Numa nota enviada ao PÚBLICO ao início da madrugada deste sábado, mas com a data de sexta-feira, a ASJP repete alguns dos argumentos de Carla Oliveira e acrescenta: "Não é verdade que o tribunal tivesse considerado que o crime de abusos sexual de pessoa incapaz de resistência ocorreu num ambiente de sedução mútua; essa qualificação refere-se ao contexto que antecedeu a prática dos crimes e que foi tida como relevante para a determinação da pena."

A nota refere ainda que "os tribunais não têm agendas políticas ou sociais nem decidem em função das expectativas ou para agradar a associações militantes de causas, sejam elas quais forem; a agenda dos tribunais é a aplicação das normas e princípios legais e a justiça do caso concreto".

Lei em causa

A professora catedrática de Direito Penal da Universidade Nova de Lisboa Teresa Pizarro Beleza já tinha lido o acórdão quando foi abordada pelo PÚBLICO. Diz que “este parece revelar mais uma vez uma estranha insensibilidade em matéria de graves atentados contra a liberdade pessoal, em especial na esfera sexual”. “Neste caso, seria evidente que o estado de inconsciência convertesse em abuso grave tudo o que acontece, por impossibilidade de ser manifestada uma vontade real por parte da vítima”, frisa.
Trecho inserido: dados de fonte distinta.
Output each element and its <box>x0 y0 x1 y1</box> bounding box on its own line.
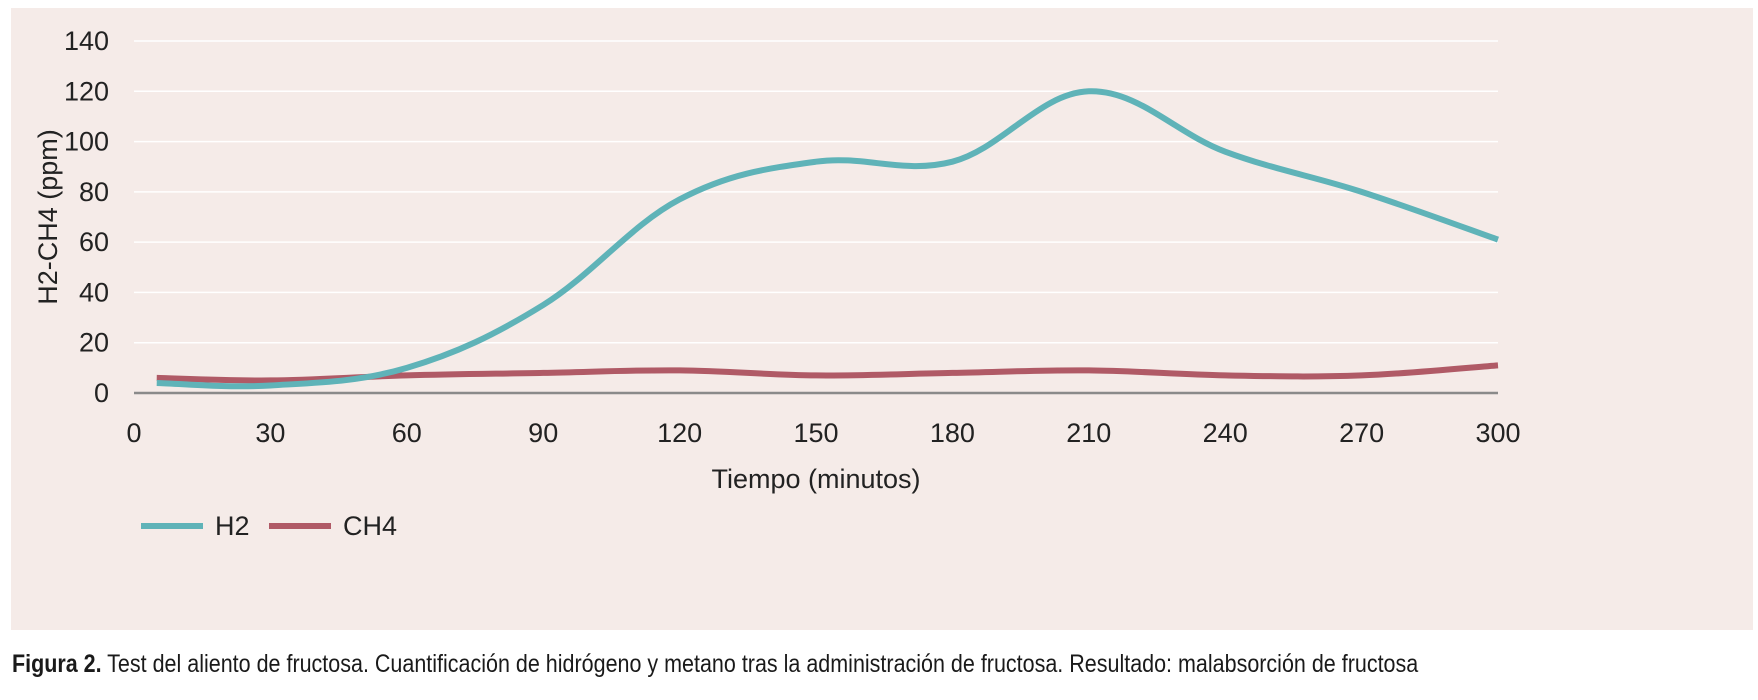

O sociólogo Manuel Lisboa, presidente do Observatório Nacional de Violência e Género, ressalva que não conhece o caso em pormenor, mas não deixa de apontar que o acórdão “pode ferir as convenções internacionais de direitos humanos e também a Convenção do Conselho da Europa para a Prevenção e o Combate à Violência contra as Mulheres, de que Portugal é signatário”.

Ou seja, especificou, “poderá estar em causa uma clara violação da lei”. Na sequência de outro acórdão polémico da Relação do Porto, em que o suposto adultério de uma mulher era apontado como atenuante para as agressões de que foi vítima, o Conselho Superior de Magistratura decidiu instaurar um processo disciplinar aos dois juízes que o subscreveram, Neto Moura e Luísa Arantes, que ainda está em curso.

Mudar formas de ver

O psicólogo e dirigente da Associação Portuguesa de Apoio à Vítima (APAV), Daniel Cotrim, alerta que a decisão de manter a pena suspensa transmite um sinal que pode ser “perigoso”. “Existem vários estudos que mostram que há uma tendência para a repetição destes fenómenos precisamente porque do ponto de vista judicial se registou um tratamento benigno”, explica Cotrim.

Considera também que mais uma vez a justiça portuguesa “encontra uma série de atenuantes para o que devia ser considerado um crime grave” e que isso acontece sobretudo porque “a vítima é uma mulher”. E ao contrário do que se pressupõe no acórdão em causa, afirma que as marcas de uma violação “podem subsistir para sempre”, o que ainda será mais provável neste caso porque não lhe foi garantido acompanhamento desde o início: “O estatuto de vítima especialmente vulnerável foi ignorado pelo tribunal que inicialmente julgou o caso, quando é à magistratura que compete a sua aplicação.”

Teresa Pizarro Beleza refere que já ensinou o tema “crimes sexuais” em vários sítios e que constatou, nesta experiência, que “é difícil fazer compreender a muita gente o que está em causa, nestes 'incidentes', dada a dimensão de desequilíbrios de poder no contexto das relações de género”.

A penalista defende que “é essencial que as universidades e o Centro de Estudos Judiciários, que forma os nossos magistrados, desenvolvam formação e investigação nesta área”. O que por si só não resolverá o problema, porque “o mais relevante, e mais difícil, é conseguir uma alteração radical na percepção social destes assuntos”. "São milénios de tradição de submissão e desigualdade que pesam sobre nós” e não é “fácil mudar formas de ver que tanto nos condicionam, quantas vezes de forma inconsciente”.